Hadd performance question

Hello,

I am trying to merge 500 files with ~3 MB size per file and each containing a few thousand histograms and one TTree. I have noticed following:

– hadd completes file directory scan within ~15 minutes;

– hadd writes target file with ~150 MB size;

– Then there is nothing visible happening for more than a half an hour after that: output file is not modified and there are no messages. It seems that the target file is complete when I try to browse its content.

– For the past 30 minutes, hadd memory footprint stays constant at 3.7 GB while it is consuming 100 % CPU without any messages or updates to the target file.

I am wondering if this last step of hadd is necessary since it takes so much time? Is hadd just trying to clean up objects in memory?

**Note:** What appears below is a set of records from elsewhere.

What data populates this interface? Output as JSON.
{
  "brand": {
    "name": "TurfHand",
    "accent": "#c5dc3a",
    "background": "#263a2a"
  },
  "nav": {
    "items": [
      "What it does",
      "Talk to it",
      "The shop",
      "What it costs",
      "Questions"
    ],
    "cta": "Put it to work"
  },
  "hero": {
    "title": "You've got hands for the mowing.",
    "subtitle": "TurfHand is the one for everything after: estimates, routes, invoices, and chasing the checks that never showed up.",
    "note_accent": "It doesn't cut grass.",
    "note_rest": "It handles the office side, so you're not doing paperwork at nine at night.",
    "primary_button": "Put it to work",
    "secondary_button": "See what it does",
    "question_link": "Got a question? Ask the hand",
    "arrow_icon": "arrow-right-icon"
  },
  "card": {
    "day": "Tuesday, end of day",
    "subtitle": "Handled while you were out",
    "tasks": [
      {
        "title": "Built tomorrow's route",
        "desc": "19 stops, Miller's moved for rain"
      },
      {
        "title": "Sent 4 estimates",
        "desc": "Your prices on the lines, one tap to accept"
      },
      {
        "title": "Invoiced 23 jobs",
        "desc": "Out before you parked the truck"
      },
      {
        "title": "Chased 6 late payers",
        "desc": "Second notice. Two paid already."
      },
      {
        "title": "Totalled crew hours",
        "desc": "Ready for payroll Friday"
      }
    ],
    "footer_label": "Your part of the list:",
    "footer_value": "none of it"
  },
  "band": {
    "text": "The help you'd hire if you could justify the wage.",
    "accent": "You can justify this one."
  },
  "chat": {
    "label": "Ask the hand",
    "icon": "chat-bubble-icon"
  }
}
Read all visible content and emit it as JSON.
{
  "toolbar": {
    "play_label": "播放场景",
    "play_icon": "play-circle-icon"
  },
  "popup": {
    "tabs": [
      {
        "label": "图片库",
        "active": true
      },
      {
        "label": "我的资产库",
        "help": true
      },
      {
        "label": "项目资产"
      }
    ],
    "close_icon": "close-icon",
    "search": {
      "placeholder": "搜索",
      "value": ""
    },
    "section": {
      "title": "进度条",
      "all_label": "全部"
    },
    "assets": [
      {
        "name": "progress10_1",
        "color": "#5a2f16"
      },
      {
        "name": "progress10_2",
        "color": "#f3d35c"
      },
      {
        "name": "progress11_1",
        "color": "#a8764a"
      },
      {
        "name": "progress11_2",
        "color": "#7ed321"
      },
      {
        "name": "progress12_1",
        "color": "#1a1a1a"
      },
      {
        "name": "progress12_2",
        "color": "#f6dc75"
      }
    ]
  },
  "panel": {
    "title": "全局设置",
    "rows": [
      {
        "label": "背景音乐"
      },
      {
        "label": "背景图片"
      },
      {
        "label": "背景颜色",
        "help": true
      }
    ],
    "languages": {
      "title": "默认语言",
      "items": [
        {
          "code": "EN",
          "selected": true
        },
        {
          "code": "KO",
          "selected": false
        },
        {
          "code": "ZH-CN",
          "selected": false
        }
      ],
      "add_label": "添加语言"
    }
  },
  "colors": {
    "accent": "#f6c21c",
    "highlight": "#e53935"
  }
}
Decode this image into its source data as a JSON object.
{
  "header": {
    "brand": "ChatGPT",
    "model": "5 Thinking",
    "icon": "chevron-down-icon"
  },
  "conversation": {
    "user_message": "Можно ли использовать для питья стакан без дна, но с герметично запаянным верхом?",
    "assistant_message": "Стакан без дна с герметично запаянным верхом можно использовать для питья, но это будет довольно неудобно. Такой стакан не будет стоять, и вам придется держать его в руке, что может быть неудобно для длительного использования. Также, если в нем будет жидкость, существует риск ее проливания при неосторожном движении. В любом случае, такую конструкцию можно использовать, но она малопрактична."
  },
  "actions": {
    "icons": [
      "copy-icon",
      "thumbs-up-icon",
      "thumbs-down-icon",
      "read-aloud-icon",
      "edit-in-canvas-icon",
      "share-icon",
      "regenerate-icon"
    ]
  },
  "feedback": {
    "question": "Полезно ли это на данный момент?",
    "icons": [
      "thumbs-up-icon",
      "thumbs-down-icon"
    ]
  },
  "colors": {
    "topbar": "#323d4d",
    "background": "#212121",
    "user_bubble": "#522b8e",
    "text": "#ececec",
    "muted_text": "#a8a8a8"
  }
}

I am running 6.14/06 version compiled with gcc 7.3.0 on Ubuntu 18.04. I can post the input files for tests if this helps (but it seems that this is a general hadd question).

Thank you,
Rustem


ROOT Version: Not Provide
Platform: Not Provided
Compiler: Not Provided


As it looks like an I/O question I guess @pcanal can help you.

Yes, it is cleanup memory (and that clean-up does not scale well with the number of histogram). We are planning to add an option to hadd to skip that work,

Cheers,
Philippe.

Hi Philippe,

Thank you for your reply.

I would vote in favour of adding the option to skip this step! I think that in a typical use case this step is not needed as OS should clean up the memory anyway when hadd exits.

Cheers,
Rustem

IIRC we were discussing an option to not skip this step - but skip it by default because it’s such a common case :slight_smile:

This topic was automatically closed 14 days after the last reply. New replies are no longer allowed.

Hi,

I finally managed to go through hadd is to consistently delete the objects and directories ‘right’ after use (rather than accumulating them in memory) and reduce the amount of cleanups needed. This should resolved all (known) performance issues with hadd. The fix is (will be) available in v6.20/00 and 6.18/06.

Cheers,
Philippe.